Hmm.., unik dalam diri dan pemaknaan pasangannya, apa maksudnya? Maksudnya, perempuan baru bisa dikatakan hebat jika dia bisa bersikap jujur dan mengekspresikan kejujurannya – entah kejujuran untuk memberontak maupun bersikukuh dengan nilai-nilai mapan yang dianutnya – kelemahan sekaligus kelebihan yang disadarinya sebagai manusia yang sederajat dengan laki-laki. Ingat! Sebagai manusia, bukan sebagai perempuan dalam terminologi budaya dan hubungan kekuasaan (power relation). Kehebatannya akan menjadi lebih hebat lagi jika dia mampu menampilkan sosok dirinya apa adanya tanpa hambatan budaya yang lengket dengan batasan sakral-profan, pantas tidak pantas dan seterusnya yang semua itu bertumpu pada gagasan hasrat laki-laki untuk menguasai. Menangislah ketika nurani ingin menangis, teriaklah jika diri menuntut teriak, manjalah selagi hati berhasrat dimanja, dan jadilah pegulat tangguh jika kata hati meminta seperti itu, cengenglah jika kecengengan membuat nyaman jiwa, makilah laki-laki jika dia tidak dikehendaki, pujilah laki-laki jika engkau berhasrat memujinya, dan rayulah kaum adam jika rayumu memberi ketenangan hidup yang sesaat ini.

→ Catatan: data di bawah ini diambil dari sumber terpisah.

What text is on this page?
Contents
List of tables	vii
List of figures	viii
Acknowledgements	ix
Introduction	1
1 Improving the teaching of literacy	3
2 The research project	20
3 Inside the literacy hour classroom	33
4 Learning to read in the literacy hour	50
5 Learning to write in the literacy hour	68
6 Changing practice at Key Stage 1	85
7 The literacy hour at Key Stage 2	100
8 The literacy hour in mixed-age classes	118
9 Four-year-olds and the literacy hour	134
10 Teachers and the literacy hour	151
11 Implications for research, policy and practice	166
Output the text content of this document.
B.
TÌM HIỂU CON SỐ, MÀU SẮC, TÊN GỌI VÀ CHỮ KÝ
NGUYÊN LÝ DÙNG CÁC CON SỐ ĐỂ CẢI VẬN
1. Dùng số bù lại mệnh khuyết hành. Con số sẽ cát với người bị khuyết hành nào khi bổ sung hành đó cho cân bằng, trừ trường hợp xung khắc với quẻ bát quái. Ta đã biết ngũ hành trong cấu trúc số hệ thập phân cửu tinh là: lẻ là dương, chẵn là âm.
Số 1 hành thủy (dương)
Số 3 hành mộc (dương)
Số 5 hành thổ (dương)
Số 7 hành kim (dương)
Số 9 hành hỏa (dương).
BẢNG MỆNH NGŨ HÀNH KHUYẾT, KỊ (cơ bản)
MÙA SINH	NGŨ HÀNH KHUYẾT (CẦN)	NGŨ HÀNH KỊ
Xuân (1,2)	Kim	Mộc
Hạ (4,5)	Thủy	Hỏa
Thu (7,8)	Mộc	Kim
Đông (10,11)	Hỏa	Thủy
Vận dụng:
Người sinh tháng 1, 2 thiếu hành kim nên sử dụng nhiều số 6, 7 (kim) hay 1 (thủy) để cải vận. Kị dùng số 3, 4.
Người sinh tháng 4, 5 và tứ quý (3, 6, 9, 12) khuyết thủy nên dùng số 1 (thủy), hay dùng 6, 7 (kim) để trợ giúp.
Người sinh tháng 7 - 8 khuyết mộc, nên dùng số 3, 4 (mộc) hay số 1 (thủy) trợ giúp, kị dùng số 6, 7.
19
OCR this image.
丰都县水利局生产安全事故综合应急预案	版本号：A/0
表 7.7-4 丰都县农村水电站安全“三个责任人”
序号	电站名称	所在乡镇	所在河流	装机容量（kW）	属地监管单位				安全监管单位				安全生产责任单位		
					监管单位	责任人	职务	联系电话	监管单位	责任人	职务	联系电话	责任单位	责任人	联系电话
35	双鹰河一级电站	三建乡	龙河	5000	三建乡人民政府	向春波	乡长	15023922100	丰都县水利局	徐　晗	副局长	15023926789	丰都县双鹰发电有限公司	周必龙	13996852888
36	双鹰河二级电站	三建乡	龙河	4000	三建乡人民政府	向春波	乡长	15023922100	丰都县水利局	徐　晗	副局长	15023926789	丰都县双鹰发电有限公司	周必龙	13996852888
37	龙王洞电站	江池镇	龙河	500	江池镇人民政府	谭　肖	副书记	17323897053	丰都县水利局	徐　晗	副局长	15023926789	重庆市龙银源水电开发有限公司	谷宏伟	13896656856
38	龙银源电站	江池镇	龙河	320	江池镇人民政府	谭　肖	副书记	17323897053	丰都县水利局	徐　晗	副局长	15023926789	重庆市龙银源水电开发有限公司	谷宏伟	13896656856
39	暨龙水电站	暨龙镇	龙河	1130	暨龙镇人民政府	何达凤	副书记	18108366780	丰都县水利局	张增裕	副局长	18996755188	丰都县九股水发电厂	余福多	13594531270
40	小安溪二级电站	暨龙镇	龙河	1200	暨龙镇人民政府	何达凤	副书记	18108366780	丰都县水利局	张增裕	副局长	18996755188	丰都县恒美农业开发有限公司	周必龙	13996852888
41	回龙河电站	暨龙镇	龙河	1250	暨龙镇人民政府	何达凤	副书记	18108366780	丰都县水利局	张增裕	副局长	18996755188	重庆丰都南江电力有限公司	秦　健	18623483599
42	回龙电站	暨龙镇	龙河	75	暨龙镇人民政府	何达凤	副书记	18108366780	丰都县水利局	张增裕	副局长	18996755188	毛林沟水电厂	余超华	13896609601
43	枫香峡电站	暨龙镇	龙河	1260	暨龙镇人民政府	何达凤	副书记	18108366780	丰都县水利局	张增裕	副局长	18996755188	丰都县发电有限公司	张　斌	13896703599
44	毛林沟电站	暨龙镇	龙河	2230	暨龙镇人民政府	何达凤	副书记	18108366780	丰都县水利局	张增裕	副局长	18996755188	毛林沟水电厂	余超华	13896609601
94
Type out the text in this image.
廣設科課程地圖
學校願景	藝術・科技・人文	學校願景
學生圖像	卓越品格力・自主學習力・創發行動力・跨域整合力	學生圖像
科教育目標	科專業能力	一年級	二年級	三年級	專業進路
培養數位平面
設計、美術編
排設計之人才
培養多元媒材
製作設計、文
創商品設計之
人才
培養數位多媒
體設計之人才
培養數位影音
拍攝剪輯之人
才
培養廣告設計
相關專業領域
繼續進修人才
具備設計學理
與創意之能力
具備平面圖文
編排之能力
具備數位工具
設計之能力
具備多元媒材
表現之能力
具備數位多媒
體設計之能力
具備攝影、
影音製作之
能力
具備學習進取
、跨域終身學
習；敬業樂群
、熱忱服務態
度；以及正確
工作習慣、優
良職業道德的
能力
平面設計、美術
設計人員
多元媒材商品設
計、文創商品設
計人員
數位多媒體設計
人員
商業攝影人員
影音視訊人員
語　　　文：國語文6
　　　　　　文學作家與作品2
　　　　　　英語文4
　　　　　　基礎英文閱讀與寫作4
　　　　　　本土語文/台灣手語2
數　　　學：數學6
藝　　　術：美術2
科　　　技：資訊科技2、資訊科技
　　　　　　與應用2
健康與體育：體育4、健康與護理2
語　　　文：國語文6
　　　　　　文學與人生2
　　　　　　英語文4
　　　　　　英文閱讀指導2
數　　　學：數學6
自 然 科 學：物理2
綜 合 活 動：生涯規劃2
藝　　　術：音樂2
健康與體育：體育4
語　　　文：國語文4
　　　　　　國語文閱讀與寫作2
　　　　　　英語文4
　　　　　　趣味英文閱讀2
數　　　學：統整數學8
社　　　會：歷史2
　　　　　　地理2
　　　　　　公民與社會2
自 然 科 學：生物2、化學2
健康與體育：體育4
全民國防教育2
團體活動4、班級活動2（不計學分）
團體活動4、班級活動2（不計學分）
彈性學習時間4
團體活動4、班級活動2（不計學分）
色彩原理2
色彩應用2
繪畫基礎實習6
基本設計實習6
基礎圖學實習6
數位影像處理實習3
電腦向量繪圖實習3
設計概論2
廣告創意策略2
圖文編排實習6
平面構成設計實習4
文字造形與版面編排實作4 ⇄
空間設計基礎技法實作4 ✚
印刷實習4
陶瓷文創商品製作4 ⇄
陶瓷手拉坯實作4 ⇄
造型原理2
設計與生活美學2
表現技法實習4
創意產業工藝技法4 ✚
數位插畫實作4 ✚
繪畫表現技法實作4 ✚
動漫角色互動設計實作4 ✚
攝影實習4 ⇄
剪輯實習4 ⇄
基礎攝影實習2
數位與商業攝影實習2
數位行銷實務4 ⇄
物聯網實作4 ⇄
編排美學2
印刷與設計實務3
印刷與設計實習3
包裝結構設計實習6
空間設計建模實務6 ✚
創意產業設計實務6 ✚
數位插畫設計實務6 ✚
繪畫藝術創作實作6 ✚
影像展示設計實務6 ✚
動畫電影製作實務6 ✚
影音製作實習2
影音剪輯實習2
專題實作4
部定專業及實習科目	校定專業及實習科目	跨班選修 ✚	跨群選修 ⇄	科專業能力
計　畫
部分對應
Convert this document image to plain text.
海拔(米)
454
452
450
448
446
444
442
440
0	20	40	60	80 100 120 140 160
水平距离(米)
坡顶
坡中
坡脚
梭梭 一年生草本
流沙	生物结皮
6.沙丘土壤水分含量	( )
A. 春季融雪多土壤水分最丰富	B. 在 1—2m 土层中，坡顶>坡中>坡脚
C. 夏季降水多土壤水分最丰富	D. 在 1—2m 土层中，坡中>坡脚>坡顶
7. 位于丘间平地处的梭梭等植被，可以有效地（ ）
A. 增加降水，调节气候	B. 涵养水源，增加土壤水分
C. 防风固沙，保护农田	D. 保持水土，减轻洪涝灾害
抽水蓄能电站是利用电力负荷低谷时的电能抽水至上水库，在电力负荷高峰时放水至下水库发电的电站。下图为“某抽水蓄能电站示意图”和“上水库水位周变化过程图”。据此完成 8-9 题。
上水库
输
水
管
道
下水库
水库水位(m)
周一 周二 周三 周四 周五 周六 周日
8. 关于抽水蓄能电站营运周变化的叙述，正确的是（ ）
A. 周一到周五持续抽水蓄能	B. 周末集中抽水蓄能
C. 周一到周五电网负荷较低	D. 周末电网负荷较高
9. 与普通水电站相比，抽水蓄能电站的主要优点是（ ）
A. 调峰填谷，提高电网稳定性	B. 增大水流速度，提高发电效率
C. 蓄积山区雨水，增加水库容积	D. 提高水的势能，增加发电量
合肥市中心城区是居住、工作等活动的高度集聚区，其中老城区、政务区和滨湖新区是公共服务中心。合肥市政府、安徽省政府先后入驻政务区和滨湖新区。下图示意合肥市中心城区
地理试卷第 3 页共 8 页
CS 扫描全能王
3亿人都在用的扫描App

Ah, kalau cuma itu batasan perempuan hebat, apanya yang musti ditakuti dari perempuan-perempuan hebat? Jangankan satu, seratus pun rasanya tidak ada yang perlu ditakuti. Ya, setuju! Sampai pada titik bahwa perempuan dengan ciri-ciri seperti itu adalah perempuan hebat memang tidak ada yang perlu ditakuti. Cuma masalahnya, kita tidak akan mampu memaknai seorang perempuan itu hebat jika kita tidak mampu mendekap nurani dan batinnya sehingga dia mampu menampilkan sosoknya dengan jujur tanpa pembatas budaya parsial dan artifisial. Kita tidak akan pernah mampu mendekap perempuan hebat jika kita sendiri tidak cukup hebat untuk membongkar selubung-selubung budaya yang mengkerangkengnya dari jeruji ketidakjujuran. Makna terdalamnya, mampukah kita memaknai sosok perempuan yang hebat itu sehingga jiwanya tenang dan nyaman untuk menampilkan sosok sakralnya dengan jujur pada kita, laki-laki. Perempuan hebat memang banyak, ada yang berkelebat, ada yang transparan, dan banyak yang lugas terbuka membelalakkan mata, tetapi mampukah kita mendekapnya dengan senyum ketenangan hingga sosoknya menjadi semakin hebat mengkilat untuk diri, kita, dan lingkungannya? Pertanyaan terakhir inilah yang menakutkan aku menempatkan perempuan hebat yang layak bagi dirinya, karena belum tentu aku mampu mendekapnya dengan ketenangan dan menidurkannya di pembaringan kedamaian. Sungguh bukan hal yang mudah!